The second chapter covers criminal activities during the war, and the mutual crimes among the Greeks and the Bulgarians. The third focuses on the same aspects among the Bulgarians, the Turks and the Serbs. The fourth chapter, entitled “The War and the Peoples”, presents the military, annexing and assimilating tendencies of each of the parties with a separate description of the events in Serbian Macedonia and Greek Macedonia.

The fifth chapter gives an analysis of the political aspects of waging the war, and the attitudes of the allies with reference to international law at that time. The unprincipled base for starting the war is presented, including events of fraud, political and diplomatic games, as well as the terrible ways in which Military Law and international standards of humanity were violated.

The sixth chapter presents the moral and social consequences of the Balkan wars. In the first instance, general human and ethical problems are the focus since the bloodthirsty soldiers and ethnic hate accompanied by criminal acts demonstrated the lowest human forms of endless torture, plunder, killing, rape and deprivation of all rights and degradation. Thus the picture about the wars is completed, with the darkest dimension of a lack of human ethics and the use of every wicked means in order to demoralize both the population and the enemy.
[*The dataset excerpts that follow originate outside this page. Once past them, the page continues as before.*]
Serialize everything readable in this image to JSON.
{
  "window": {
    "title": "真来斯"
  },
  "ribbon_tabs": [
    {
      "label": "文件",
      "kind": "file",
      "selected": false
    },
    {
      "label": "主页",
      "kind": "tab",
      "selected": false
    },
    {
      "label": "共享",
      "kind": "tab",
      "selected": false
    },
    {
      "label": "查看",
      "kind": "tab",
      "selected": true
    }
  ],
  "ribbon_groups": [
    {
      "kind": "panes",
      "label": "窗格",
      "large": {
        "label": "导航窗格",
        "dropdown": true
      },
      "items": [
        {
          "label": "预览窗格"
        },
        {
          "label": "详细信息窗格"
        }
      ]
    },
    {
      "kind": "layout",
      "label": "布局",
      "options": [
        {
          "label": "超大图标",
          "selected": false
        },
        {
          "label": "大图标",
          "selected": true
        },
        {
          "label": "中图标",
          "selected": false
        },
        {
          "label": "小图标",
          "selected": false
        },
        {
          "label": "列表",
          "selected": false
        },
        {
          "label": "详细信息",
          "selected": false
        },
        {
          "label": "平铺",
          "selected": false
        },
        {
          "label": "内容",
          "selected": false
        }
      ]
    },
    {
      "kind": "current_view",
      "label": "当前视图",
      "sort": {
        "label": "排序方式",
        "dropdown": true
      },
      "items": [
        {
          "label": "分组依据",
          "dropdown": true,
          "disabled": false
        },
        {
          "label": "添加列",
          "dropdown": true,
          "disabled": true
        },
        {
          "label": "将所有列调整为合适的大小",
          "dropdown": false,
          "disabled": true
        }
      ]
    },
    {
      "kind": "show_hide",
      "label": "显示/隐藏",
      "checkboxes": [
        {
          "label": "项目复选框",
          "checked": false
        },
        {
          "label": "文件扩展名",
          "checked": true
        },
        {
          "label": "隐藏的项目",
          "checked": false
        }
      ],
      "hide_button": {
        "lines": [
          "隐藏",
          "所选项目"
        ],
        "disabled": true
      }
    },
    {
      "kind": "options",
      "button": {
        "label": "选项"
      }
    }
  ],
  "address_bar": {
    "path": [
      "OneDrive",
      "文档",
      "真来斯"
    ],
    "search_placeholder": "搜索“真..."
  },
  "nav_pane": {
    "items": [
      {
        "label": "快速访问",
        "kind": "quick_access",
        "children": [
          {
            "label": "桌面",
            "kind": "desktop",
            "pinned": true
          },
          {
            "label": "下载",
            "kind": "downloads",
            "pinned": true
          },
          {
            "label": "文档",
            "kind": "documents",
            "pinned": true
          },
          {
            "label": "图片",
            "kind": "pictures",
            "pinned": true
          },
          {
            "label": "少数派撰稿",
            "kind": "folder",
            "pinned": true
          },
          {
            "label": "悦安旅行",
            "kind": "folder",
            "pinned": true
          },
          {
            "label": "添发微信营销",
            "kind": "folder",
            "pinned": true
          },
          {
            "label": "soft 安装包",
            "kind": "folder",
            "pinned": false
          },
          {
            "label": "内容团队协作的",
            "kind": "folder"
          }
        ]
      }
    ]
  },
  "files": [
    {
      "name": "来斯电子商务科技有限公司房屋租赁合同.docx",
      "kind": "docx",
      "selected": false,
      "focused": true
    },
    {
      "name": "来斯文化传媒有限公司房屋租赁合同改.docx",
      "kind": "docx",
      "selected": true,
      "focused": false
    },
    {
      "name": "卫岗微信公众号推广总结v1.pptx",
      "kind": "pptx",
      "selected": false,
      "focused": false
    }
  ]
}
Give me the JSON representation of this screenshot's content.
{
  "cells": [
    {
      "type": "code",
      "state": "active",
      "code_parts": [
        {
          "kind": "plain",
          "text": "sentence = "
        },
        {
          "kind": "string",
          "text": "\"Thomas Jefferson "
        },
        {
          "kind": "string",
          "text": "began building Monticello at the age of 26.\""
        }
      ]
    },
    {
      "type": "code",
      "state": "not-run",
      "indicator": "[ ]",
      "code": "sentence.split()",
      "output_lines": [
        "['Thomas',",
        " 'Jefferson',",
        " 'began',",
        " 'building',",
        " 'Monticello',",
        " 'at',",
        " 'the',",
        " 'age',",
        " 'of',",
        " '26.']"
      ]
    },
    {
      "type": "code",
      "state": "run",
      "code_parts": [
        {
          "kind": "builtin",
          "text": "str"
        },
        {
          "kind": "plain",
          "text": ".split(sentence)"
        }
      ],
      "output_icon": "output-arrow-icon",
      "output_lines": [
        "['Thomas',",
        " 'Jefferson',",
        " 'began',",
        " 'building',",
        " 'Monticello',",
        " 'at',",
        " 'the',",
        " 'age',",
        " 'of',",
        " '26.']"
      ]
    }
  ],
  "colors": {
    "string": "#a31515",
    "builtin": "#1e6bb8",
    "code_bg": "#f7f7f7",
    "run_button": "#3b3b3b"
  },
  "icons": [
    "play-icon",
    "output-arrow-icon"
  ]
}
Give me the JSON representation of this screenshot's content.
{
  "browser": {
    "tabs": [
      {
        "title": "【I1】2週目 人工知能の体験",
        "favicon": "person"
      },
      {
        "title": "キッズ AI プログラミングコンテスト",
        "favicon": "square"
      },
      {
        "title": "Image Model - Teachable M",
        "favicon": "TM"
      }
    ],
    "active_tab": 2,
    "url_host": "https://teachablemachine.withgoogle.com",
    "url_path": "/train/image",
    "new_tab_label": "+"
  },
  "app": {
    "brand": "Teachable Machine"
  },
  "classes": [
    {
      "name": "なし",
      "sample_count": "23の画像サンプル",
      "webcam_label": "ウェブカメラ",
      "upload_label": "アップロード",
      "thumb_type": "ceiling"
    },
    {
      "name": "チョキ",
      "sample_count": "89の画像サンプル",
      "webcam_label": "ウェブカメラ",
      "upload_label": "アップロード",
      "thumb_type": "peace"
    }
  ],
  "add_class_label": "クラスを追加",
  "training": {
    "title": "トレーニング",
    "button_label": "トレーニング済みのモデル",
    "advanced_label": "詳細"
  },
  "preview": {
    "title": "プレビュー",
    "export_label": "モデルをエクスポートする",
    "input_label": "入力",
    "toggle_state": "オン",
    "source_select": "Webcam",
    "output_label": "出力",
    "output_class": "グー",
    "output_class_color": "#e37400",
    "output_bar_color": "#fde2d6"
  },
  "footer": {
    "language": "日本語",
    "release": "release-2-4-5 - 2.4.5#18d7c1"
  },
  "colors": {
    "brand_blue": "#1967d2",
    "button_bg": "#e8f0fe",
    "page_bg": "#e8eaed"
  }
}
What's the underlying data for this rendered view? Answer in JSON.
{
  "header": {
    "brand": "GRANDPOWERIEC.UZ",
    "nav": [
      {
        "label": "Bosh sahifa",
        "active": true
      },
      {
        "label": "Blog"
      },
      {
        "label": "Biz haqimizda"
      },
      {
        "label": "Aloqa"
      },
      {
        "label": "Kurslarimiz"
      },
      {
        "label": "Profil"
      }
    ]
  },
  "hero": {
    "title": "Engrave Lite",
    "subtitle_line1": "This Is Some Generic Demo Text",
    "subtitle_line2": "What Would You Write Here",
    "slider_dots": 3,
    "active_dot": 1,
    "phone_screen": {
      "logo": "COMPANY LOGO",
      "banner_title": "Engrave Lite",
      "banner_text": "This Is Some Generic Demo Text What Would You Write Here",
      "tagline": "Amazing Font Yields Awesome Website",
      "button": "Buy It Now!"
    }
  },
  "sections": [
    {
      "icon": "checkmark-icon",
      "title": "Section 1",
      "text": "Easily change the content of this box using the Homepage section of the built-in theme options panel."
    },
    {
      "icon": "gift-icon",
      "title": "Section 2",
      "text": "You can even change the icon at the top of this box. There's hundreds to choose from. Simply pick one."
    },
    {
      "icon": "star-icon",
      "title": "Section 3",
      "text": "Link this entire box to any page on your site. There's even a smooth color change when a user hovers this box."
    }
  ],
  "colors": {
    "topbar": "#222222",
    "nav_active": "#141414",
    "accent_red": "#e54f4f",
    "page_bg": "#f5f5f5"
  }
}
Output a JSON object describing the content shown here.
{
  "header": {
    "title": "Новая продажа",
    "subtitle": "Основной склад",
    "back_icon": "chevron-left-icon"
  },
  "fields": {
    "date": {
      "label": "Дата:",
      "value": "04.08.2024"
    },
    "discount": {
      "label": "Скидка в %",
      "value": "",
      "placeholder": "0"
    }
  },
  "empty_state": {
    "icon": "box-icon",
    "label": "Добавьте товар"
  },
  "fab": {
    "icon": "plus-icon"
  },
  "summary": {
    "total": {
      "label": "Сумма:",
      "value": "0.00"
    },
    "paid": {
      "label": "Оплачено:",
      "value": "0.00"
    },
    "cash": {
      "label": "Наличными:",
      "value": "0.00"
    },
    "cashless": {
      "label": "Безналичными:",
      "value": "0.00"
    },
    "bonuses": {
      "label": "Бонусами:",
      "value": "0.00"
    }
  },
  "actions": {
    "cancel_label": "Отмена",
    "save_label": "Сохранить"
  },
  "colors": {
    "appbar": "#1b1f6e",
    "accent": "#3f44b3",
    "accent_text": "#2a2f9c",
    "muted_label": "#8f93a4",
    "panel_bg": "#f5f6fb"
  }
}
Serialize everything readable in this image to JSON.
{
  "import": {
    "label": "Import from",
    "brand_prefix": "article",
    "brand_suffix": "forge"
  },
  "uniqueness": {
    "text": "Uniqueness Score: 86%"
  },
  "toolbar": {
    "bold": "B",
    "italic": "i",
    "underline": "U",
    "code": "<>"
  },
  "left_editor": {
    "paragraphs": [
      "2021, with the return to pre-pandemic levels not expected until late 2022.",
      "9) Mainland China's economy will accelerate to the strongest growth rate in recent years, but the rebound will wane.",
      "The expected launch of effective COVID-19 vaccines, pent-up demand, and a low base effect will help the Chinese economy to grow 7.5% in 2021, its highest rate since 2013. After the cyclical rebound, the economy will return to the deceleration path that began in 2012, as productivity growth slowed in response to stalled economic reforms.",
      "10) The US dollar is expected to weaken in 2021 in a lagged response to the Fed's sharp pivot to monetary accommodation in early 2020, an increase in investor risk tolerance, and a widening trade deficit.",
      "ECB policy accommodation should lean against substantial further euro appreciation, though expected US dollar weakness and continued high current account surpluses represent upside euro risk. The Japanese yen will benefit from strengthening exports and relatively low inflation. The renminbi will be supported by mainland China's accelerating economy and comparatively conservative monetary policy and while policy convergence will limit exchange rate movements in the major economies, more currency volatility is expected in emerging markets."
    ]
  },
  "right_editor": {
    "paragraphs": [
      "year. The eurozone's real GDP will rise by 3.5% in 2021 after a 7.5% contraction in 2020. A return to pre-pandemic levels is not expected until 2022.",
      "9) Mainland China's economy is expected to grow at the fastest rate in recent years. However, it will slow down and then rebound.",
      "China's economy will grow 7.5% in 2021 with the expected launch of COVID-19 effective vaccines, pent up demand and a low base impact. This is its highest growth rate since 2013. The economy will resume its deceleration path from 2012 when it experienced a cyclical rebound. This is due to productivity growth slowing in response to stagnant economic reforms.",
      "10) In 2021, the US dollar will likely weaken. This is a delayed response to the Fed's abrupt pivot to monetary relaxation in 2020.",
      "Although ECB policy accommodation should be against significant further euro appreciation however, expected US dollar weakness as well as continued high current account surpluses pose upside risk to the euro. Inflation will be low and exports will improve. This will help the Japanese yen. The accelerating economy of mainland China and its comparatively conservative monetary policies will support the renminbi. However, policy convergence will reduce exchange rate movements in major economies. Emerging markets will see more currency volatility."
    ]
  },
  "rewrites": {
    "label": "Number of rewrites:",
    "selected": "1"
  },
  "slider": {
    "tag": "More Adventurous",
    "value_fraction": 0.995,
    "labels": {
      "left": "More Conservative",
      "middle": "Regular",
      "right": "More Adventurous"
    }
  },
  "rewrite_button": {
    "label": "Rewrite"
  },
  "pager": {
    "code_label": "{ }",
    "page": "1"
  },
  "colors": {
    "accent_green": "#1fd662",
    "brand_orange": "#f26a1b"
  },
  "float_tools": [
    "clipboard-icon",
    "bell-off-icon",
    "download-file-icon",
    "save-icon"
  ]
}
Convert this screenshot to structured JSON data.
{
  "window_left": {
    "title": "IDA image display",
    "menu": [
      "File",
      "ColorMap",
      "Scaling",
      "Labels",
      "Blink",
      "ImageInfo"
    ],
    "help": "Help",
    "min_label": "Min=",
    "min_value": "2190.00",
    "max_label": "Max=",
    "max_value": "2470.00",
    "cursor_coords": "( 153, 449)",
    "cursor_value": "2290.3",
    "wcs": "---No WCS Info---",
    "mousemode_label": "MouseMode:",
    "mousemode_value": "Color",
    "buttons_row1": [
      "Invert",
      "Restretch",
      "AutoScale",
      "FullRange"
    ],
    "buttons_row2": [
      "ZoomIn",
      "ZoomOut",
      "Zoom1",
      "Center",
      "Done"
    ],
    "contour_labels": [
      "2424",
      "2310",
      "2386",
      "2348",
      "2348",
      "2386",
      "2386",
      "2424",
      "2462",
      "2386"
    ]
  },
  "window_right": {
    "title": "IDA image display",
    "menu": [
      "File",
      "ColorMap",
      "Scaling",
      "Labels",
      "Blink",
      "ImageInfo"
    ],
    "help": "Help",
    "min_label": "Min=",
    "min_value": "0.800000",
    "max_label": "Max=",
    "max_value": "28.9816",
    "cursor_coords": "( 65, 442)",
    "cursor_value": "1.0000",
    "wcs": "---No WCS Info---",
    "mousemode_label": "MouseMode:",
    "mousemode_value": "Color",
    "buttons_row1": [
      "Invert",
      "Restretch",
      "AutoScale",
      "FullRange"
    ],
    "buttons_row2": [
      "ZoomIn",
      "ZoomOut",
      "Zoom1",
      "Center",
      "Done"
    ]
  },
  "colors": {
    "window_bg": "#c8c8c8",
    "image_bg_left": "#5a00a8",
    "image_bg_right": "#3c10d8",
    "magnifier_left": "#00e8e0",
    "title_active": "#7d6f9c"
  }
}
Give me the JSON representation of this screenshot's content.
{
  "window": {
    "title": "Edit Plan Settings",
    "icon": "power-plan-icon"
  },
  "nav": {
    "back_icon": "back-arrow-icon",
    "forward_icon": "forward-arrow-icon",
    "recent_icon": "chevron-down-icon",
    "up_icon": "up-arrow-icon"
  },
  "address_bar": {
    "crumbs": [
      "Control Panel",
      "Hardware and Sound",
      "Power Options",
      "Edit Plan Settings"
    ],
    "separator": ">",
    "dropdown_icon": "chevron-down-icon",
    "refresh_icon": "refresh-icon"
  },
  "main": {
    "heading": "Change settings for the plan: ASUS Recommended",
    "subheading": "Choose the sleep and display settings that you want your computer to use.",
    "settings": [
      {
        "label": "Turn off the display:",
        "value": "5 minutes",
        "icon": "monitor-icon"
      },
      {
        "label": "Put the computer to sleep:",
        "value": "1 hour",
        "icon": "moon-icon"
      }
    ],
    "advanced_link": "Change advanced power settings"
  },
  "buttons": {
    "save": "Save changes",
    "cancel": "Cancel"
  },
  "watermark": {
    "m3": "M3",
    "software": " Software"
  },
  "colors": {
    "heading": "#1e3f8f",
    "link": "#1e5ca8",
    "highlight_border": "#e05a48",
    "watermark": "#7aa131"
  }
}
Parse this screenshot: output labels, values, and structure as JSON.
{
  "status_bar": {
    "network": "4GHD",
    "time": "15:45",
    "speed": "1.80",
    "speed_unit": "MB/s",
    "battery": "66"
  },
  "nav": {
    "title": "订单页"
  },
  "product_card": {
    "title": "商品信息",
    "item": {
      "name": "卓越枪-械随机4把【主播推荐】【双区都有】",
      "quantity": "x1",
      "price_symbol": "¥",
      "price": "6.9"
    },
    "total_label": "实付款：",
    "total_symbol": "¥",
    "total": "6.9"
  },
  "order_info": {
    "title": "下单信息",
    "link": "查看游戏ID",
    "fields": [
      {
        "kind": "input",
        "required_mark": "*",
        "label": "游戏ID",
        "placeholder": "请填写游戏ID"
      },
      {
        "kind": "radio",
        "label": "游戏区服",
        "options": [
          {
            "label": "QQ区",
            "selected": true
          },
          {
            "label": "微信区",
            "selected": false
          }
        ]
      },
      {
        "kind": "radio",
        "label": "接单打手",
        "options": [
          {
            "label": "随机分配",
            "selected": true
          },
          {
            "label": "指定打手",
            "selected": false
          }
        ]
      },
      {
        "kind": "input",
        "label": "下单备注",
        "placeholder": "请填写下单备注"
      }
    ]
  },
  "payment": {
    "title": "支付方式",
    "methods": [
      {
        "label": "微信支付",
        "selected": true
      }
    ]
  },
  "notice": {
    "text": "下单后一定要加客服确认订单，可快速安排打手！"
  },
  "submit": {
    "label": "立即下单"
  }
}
The last supplement in the text refers to assumptions connected with Macedonia’s future. According to these parameters, the destructive results of the wars are detailed, and a relationship of care, protection, work, confidence and peace is suggested as a form of civilized life and conduct.

The supplements provide original documentation about the different aspects of inhuman behaviour during the war among the armies, and in relation to the population. They speak about the countless crimes committed during that period, about the lack of control in the conduct of the military troops and the accompanying irregular detachments. They uncover the deliberate instigation of conflicts, the setting fire to and plundering of inhabited places and the unnecessary killing and slaughtering of thousands of innocent victims, endless insults and rape, violation of people’s dignity and their expatriation from their property and homes. This is a list of horrible, sad, and miserable acts often made by regular armies that, although bound to Military Law, are incited by chauvinistic and bandit-like impulses and respond with hate and violence to every human existence.

These are dreadful events described in a tragic book that represents a horrible diary about our ancestors’ sufferings. Neighbours lead the conflicts, and their ultimate goal is the mutual extermination and destruction of all of life’s benefits. However, this is just one of the thousands of similar criminal, mutual acts committed by human beings who are deprived of moral and reason, of consciousness for the common spirit, and are driven instead by destructive goals lacking dignity and self-dignity. This is a document about sorrow and shame.

A whole century past, and practically the same ideas are re-born in the same region. They are driven by the same conquering goals, the same assimilatory explanations and the same ethnical and chauvinistic fervor, with an even greater groundless argumentation, with sophisticated criminal acts, with an identical justification of the crime and with the same ugly zeal to fight and kill. The least we can do in defending humanity and the spirit of pacifism as achievements of human civilization is to stop the logic of conflicts, conquest, killing, destruction and humiliation, and to establish the logic of reason, joint survival, progress and humanity.

People learn little from advice books, even less so from documented testimony. The extremely tragic testimony of the international Carnegie Balkan Commission must become the foundation for a different relationship with the past and a political and ethical reference about human misery and suffering. An even greater must is to replace the moral of destruction with the morals of construction, understanding and cooperation.